With much hoopla and fawning press coverage, Rep. Paul Ryan (R-Wisc.) is rolling out his 2012 budget plan on Tuesday. Though his budget's reach is massive, promising $4 trillion in cuts, critics have seized on Ryan's proposal to turn Medicare into a voucher system.
As I reported in February, Republicans have been preparing for months to gut Medicaid by proposing a "block-grant" system that would radically transform the program and allow states to make major cuts in benefits and eligibility. The prevailing assumption inside Washington is that Ryan's proposal to privatize Medicare is far more politically combustible than his attempt to cut health care for the poor. And Democrats are already trying to make hay of his attack on seniors.
But new polling from the non-partisan Kaiser Family Foundation also suggests that Medicaid is more popular than Beltway insiders might assume. Though public support for Medicaid lags slightly behind support for Social Security and Medicare, it's still robust: According to the KFF poll, only 13 percent of the public was willing to support major cuts to Medicaid, as compared to 8 percent on Social Security.
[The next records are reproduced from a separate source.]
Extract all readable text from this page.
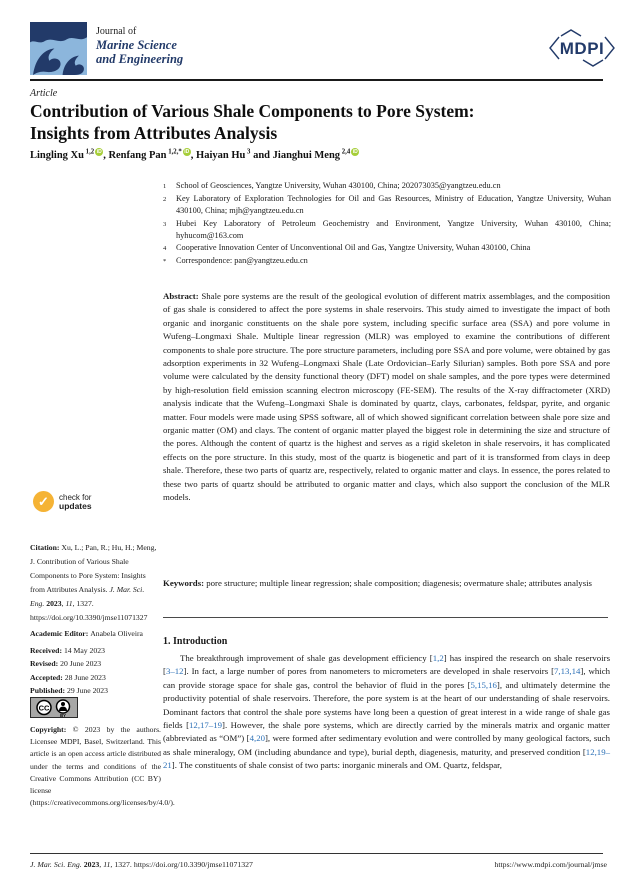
Journal of
Marine Science
and Engineering
MDPI
Article
Contribution of Various Shale Components to Pore System:
Insights from Attributes Analysis
Lingling Xu $^{1,2}$ iD , Renfang Pan $^{1,2,*}$ iD , Haiyan Hu $^3$ and Jianghui Meng $^{2,4}$ iD
1	School of Geosciences, Yangtze University, Wuhan 430100, China; 202073035@yangtzeu.edu.cn
2	Key Laboratory of Exploration Technologies for Oil and Gas Resources, Ministry of Education, Yangtze University, Wuhan 430100, China; mjh@yangtzeu.edu.cn
3	Hubei Key Laboratory of Petroleum Geochemistry and Environment, Yangtze University, Wuhan 430100, China; hyhucom@163.com
4	Cooperative Innovation Center of Unconventional Oil and Gas, Yangtze University, Wuhan 430100, China
*	Correspondence: pan@yangtzeu.edu.cn

Abstract: Shale pore systems are the result of the geological evolution of different matrix assemblages, and the composition of gas shale is considered to affect the pore systems in shale reservoirs. This study aimed to investigate the impact of both organic and inorganic constituents on the shale pore system, including specific surface area (SSA) and pore volume in Wufeng–Longmaxi Shale. Multiple linear regression (MLR) was employed to examine the contributions of different components to shale pore structure. The pore structure parameters, including pore SSA and pore volume, were obtained by gas adsorption experiments in 32 Wufeng–Longmaxi Shale (Late Ordovician–Early Silurian) samples. Both pore SSA and pore volume were calculated by the density functional theory (DFT) model on shale samples, and the pore types were determined by high-resolution field emission scanning electron microscopy (FE-SEM). The results of the X-ray diffractometer (XRD) analysis indicate that the Wufeng–Longmaxi Shale is dominated by quartz, clays, carbonates, feldspar, pyrite, and organic matter. Four models were made using SPSS software, all of which showed significant correlation between shale pore size and organic matter (OM) and clays. The content of organic matter played the biggest role in determining the size and structure of the pores. Although the content of quartz is the highest and serves as a rigid skeleton in shale reservoirs, it has complicated effects on the pore structure. In this study, most of the quartz is biogenetic and part of it is transformed from clays in deep shale. Therefore, these two parts of quartz are, respectively, related to organic matter and clays. In essence, the pores related to these two parts of quartz should be attributed to organic matter and clays, which also support the conclusion of the MLR models.

Keywords: pore structure; multiple linear regression; shale composition; diagenesis; overmature shale; attributes analysis

1. Introduction

The breakthrough improvement of shale gas development efficiency [1,2] has inspired the research on shale reservoirs [3–12]. In fact, a large number of pores from nanometers to micrometers are developed in shale reservoirs [7,13,14], which can provide storage space for shale gas, control the behavior of fluid in the pores [5,15,16], and ultimately determine the productivity potential of shale reservoirs. Therefore, the pore system is at the heart of our understanding of shale reservoirs. Dominant factors that control the shale pore systems have long been a question of great interest in a wide range of shale gas fields [12,17–19]. However, the shale pore systems, which are directly carried by the minerals matrix and organic matter (abbreviated as “OM”) [4,20], were formed after sedimentary evolution and were controlled by many geological factors, such as shale mineralogy, OM (including abundance and type), burial depth, diagenesis, maturity, and preserved condition [12,19–21]. The constituents of shale consist of two parts: inorganic minerals and OM. Quartz, feldspar,

✓	check for
updates

Citation: Xu, L.; Pan, R.; Hu, H.; Meng, J. Contribution of Various Shale Components to Pore System: Insights from Attributes Analysis. J. Mar. Sci. Eng. 2023, 11, 1327. https://doi.org/10.3390/jmse11071327

Academic Editor: Anabela Oliveira

Received: 14 May 2023
Revised: 20 June 2023
Accepted: 28 June 2023
Published: 29 June 2023
CC
BY

Copyright: © 2023 by the authors. Licensee MDPI, Basel, Switzerland. This article is an open access article distributed under the terms and conditions of the Creative Commons Attribution (CC BY) license (https://creativecommons.org/licenses/by/4.0/).

J. Mar. Sci. Eng. 2023, 11, 1327. https://doi.org/10.3390/jmse11071327	https://www.mdpi.com/journal/jmse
According to Drew Altman, KFF's CEO and president:
Sixty-four percent supported "no reductions" at all in Social Security as a way to reduce the deficit, 56% in Medicare, and 47% in Medicaid, hardly the mark of an unpopular program. Forty-six percent of independents and a little more than a third (35%) of Republicans said they would "not support any reductions at all" in Medicaid to reduce the deficit…
Fifty-nine percent of the American people said Medicaid was either "very important" to them or their families (39%) or "somewhat important" (20%).
Altman explains that part of the support for Medicaid comes from the services it provides for the elderly and disabled: though the program's usually described as an entitlement for the poor, seniors and the disabled make up two-thirds of Medicaid costs. But there are other reasons that Medicaid has such robust public support. Due to the economic recession, more families are on Medicaid than ever, with 69.5 million Americans now on the rolls. Altman writes:
[Medicaid] has become more ingrained in the fabric of American life than has been generally realized…Medicaid now covers nearly one in three children, with the recession driving many previously middle-income children onto the program, providing coverage their parents no doubt value.
So neither Democrats nor Republicans should assume that Americans simply will look the other way if there are deep cuts to Medicaid. With more Americans benefitting from the program than ever—and still hurting from the impact of the recession—there could be a bigger backlash than anyone expects.